In 1867 Aubrey House, under the prior owners Peter and Clementia Taylor, was the scene of the first meeting of the Committee of the London National Society for Women's Suffrage. Dame Millicent Fawcett (1847–1929) became a member of the Society's executive committee that year, aged 19. Much later in 1925 and again in 1927, when Alexander and her sister Jean Ingelow Alexander (1877–1972) (the "Misses Alexanders") owned the house, Dame Millicent Fawcett returned as part of the National Union of Societies for Equal Citizenship and spoke at two large gatherings held in the garden at Aubrey House. In 1929 the sisters also hosted a reception for the Women's International League for "two women delegates of the British Government to the Geneva Assembly". Their garden and home were frequently opened to raise money for local charities.
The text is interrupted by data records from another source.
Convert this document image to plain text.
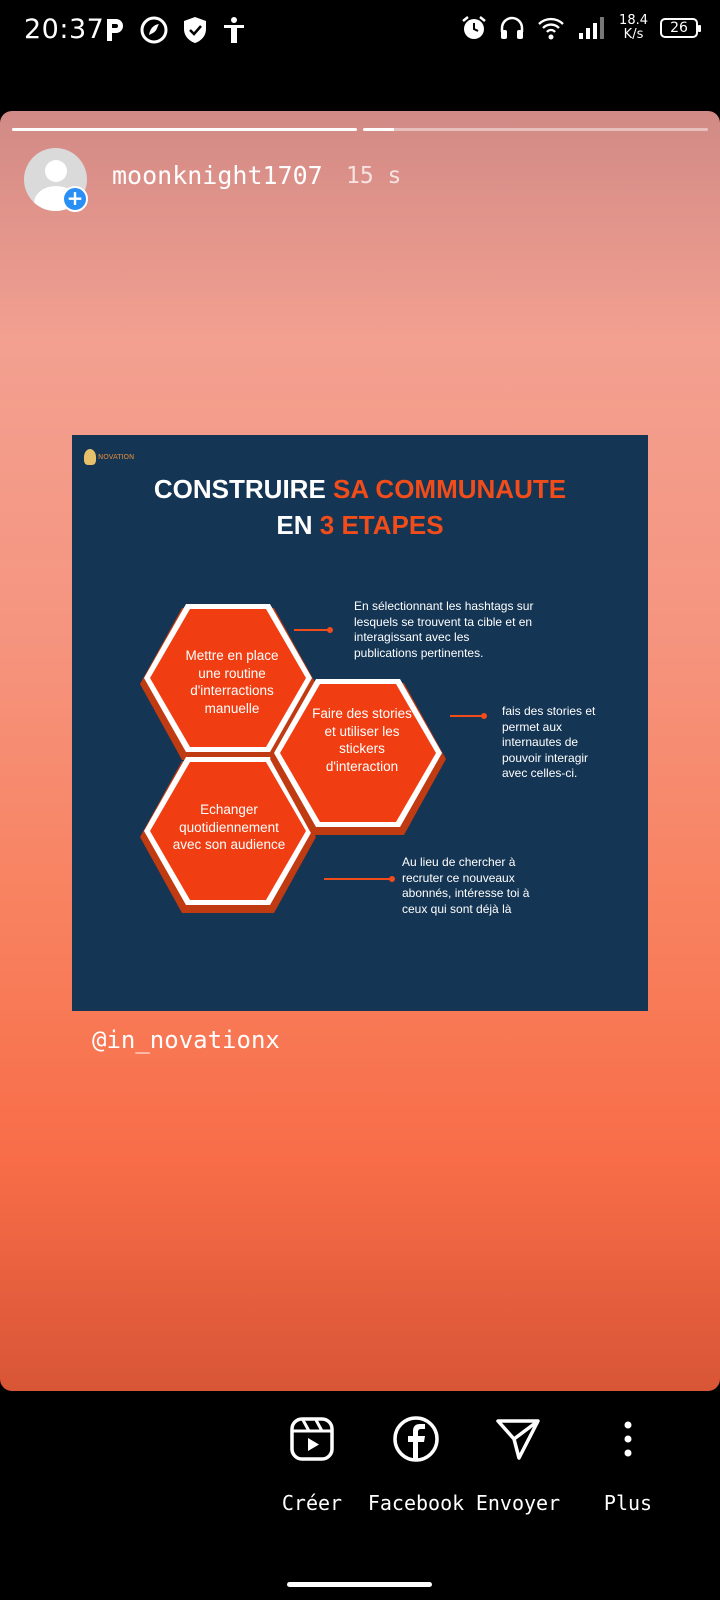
20:37	18.4
K/s	26
+
moonknight1707 15 s
NOVATION
CONSTRUIRE SA COMMUNAUTE
EN 3 ETAPES
Mettre en place une routine d'interractions manuelle
Echanger quotidiennement avec son audience
Faire des stories et utiliser les stickers d'interaction
En sélectionnant les hashtags sur lesquels se trouvent ta cible et en interagissant avec les publications pertinentes.
fais des stories et permet aux internautes de pouvoir interagir avec celles-ci.
Au lieu de chercher à recruter ce nouveaux abonnés, intéresse toi à ceux qui sont déjà là
@in_novationx
Créer	Facebook Envoyer	Plus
Alexander was greatly involved in local issues in Kensington and was a founding member of the Kensington Council of Social Service in 1920. In 1935 she was instrumental in opening a nursery school for 40 children at the Housing Estate in Dalgarno Gardens. She also helped to found a Community Centre in Kensington in 1936, which celebrated her on its 21st year anniversary in 1957, when she was 80. In 1948 she was the inspiration for opening Ray House, a home for the elderly in Kensington and in 1951 she was also Secretary of the Kensington Holiday Trust.

== Portraits ==
Alexander's father commissioned William Nicholson to paint a portrait of her when she was 30.  The painting was done in 1905 at Bolton Studios, Chelsea and is very large, measuring  67 x 51 inches (170.2 x 129.5 cm).  It was exhibited as No. 123 in the 1907 International Society of Sculptors, Painters and Gravers (London) exhibition in New Gallery, Regent Street, London.  The background of the painting contains a large drawing of a woman on horseback (who could be the sitter herself). Rachel owned the painting through at least 1956, when she is cited as the owner by Lillian Browse in her book William Nicholson .

According to Patricia Reed's William Nicholson: A Catalogue Raisonne of the Oil Paintings, William Cleverly Alexander also owned several other paintings by William Nicholson: La Petite Marchande (The Little Shopkeeper, 1902), Deer in Blenheim Park (1903), Whiteways – Rottingdean (1909), Saltdean, Rottingdean (1909), Fuchsias in a Blue and White Jug (1909), Purple Tulips (1911) and Cupids Fighting for a Rose (1910).  He may also have owned Still Life (1907) and Clifftop: Rottingdean by Moonlight (1910) as these were cited as belonging to him in a 1990 exhibition catalogue produced by the National Portrait Gallery, London, but cited by Reed as being owned by his son, Geoffrey Alexander in 1910–1911. (William Gregory Alexander died in 1911.)

Rachel Alexander also had her silhouette cut by the well known silhouette artist Hubert Leslie . It was done in 1923 on the West Pier in Brighton and is held by the National Portrait Gallery, London.

== Death and legacy ==
Alexander died in December 1964 and her younger sister Jean died in 1972. However, in 1959 the sisters had signed a Deed of Gift with the National Gallery, so in 1972 after Jean died, seventeen paintings from their family were gifted to the nation, most of which still reside at the National Gallery in London.